Yet that may be a mistake. Thanks to digital technology, marketers now have the tools at hand to shift strategy away from indiscriminate cost-cutting, to more productive areas of focus. We can turn to data to better understand what matters most to our customers in tough times.

Granularity matters

First, let’s examine decision-making during a recession. The margin for error is reduced as businesses cannot afford to make any mistakes, which there may be room for in a healthier, growing economy. This is when data granularity comes into play. Businesses need to collect data at a level of detail that allows them to understand the specific drivers of their business, and to track these drivers over time. By doing so, decision makers can gain insights into which areas of their business are most vulnerable to economic downturns, and develop strategies to mitigate these risks.

For example, retailers that collect sales data at a high level of granularity (such as by SKU number or by store) can identify which products or locations are most impacted by economic trends. This information can then be used to make decisions about which products to discount, which locations to close, or where marketing spend can be allocated. Without this level of detail, businesses may make decisions based on incomplete or inaccurate information, which can lead to costly mistakes, or worse, missed opportunities.

Focus on individual customers, not cohorts

Next, we need to look at how businesses treat their customers. As customers become more price-sensitive, businesses are competing for every penny. A common approach is discounting products across the board. However, this can prove short-sighted. It all comes down to how businesses are slicing up their data. Too often, we see businesses make decisions based on the average of a cohort of customers, rather than focusing on the journey of individual customers. Poorly performing products and services are hidden behind the average, and businesses miss opportunities to engage with their most high-value customers.

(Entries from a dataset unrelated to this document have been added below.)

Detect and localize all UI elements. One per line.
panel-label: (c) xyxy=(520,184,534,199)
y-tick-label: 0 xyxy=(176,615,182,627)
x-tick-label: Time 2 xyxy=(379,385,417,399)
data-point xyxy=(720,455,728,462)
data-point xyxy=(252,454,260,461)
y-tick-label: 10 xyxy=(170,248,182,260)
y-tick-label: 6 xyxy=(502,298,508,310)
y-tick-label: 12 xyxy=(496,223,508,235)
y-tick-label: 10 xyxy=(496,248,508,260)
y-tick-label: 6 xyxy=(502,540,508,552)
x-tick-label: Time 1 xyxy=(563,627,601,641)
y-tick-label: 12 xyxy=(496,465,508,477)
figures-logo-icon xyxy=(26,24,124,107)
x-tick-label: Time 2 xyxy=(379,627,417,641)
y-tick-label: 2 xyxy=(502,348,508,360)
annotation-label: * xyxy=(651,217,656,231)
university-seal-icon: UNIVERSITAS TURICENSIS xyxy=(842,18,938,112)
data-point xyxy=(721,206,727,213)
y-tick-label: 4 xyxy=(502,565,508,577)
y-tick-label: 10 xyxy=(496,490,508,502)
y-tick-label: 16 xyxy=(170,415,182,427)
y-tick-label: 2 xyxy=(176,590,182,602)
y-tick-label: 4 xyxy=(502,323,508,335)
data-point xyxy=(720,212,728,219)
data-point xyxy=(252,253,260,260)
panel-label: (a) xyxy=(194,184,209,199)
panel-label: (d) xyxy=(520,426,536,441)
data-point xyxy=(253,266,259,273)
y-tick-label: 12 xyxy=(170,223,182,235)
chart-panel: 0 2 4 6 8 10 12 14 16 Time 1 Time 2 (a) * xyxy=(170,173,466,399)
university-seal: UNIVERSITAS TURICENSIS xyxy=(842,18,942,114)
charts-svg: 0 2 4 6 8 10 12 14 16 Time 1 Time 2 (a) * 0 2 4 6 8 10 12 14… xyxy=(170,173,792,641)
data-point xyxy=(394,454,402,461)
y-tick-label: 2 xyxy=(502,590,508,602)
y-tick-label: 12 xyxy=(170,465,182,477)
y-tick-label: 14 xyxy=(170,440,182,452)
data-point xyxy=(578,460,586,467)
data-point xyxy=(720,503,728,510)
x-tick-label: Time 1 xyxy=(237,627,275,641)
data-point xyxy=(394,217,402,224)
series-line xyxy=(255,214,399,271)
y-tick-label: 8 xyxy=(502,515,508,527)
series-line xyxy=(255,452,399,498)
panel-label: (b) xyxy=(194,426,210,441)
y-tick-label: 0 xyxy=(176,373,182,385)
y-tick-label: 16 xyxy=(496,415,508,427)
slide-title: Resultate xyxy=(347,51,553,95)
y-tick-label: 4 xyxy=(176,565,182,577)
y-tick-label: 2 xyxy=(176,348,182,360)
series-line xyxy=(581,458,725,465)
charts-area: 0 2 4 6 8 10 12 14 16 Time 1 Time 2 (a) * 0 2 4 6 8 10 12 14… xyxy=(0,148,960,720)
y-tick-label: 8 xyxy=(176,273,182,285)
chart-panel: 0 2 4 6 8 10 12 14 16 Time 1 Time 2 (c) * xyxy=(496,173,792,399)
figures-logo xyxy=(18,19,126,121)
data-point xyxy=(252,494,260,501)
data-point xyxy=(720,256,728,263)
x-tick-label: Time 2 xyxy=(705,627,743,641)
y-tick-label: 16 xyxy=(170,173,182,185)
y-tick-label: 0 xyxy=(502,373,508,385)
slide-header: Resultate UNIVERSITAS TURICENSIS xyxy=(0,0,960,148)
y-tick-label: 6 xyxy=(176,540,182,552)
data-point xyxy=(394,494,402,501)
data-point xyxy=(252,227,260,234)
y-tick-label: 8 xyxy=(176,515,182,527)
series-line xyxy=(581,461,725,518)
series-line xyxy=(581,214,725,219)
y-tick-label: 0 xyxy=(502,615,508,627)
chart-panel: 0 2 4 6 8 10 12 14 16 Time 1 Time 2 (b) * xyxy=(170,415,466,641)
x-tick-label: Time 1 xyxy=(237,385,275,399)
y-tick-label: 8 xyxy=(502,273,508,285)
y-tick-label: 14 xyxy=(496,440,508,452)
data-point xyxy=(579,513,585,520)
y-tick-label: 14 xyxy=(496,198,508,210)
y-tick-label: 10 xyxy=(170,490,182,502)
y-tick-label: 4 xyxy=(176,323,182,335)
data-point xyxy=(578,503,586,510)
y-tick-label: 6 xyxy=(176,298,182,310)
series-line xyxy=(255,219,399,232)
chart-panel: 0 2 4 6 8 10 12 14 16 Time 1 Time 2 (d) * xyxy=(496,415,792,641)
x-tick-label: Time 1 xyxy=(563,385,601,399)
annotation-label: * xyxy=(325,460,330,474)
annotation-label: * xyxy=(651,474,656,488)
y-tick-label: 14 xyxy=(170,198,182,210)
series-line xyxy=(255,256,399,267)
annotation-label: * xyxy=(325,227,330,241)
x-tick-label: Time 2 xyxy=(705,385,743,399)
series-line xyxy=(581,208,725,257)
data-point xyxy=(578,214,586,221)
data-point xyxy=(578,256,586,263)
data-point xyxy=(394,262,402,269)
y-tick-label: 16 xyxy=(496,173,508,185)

In the world of retail, the traditional approach to decision-making might have been to look at geographic segments, product lines or channels independently, asking questions like: “How is the London store doing?”, “Is the new range performing?” or “How are online sales doing vs store sales?” Today, the customer journey is not so simple. Customers are not restricted to a single channel or a single geographic region: a customer based in New York could visit a store in London while on holiday, physically try on a jacket, and then purchase it online when back home. When brands have the ability to track this journey and understand when and how a customer makes their purchases, they’ll be able to make more meaningful customer-centric decisions on when to apply discounts that matter, and which channels to use when communicating with consumers.

Look for pricing opportunities in new markets

Investing in entering new markets during a recession may not seem like an obvious choice when times are tough. However, it is a strategy that can help businesses diversify their revenue streams, reduce their dependence on a single market and buffer against volatility in the global market.

The average price of an outfit vs cost-of-living index

Of course, determining which new markets to enter is not a baseless decision. It’s prudent to analyse market data and understand what’s happening locally to take advantage of pricing opportunities. Let’s look at cost-of-living vs cost-of-apparels as an example. The graph above (produced using Edited’s proprietary retail decision intelligence tools) details the average price of a full women’s outfit – a t-shirt, trousers, jacket, sneakers, underwear and a bag – on the mass market in two different regions. It’s plotted against Numbeo’s Cost-of-Living Index, which includes localized data on the cost of groceries, entertainment, transportation and accommodation for the most populous city in each market.

Such analysis can unlock key pricing opportunities. For example, products are most expensive on average in South Korea because of shipping costs and taxes of western brands. However, the average price of an outfit outstrips the Cost-of-Living Index. That suggests South Korean consumers may have more disposable income to spend on fashion and are more willing to pay full price compared to those in the US or UK. Brands entering this market may want to contemplate a higher pricing model than they would in their own region. It demonstrates that leaders should avoid a blinkered focus on reducing prices as the only option to hand.

Ultimately, businesses that are looking to thrive during a recession need to understand and stay closer to their customer than ever. A data-informed strategy that is focused on customer-centricity can help drive sales, and build customer loyalty and unlock new markets, despite a challenging economic environment.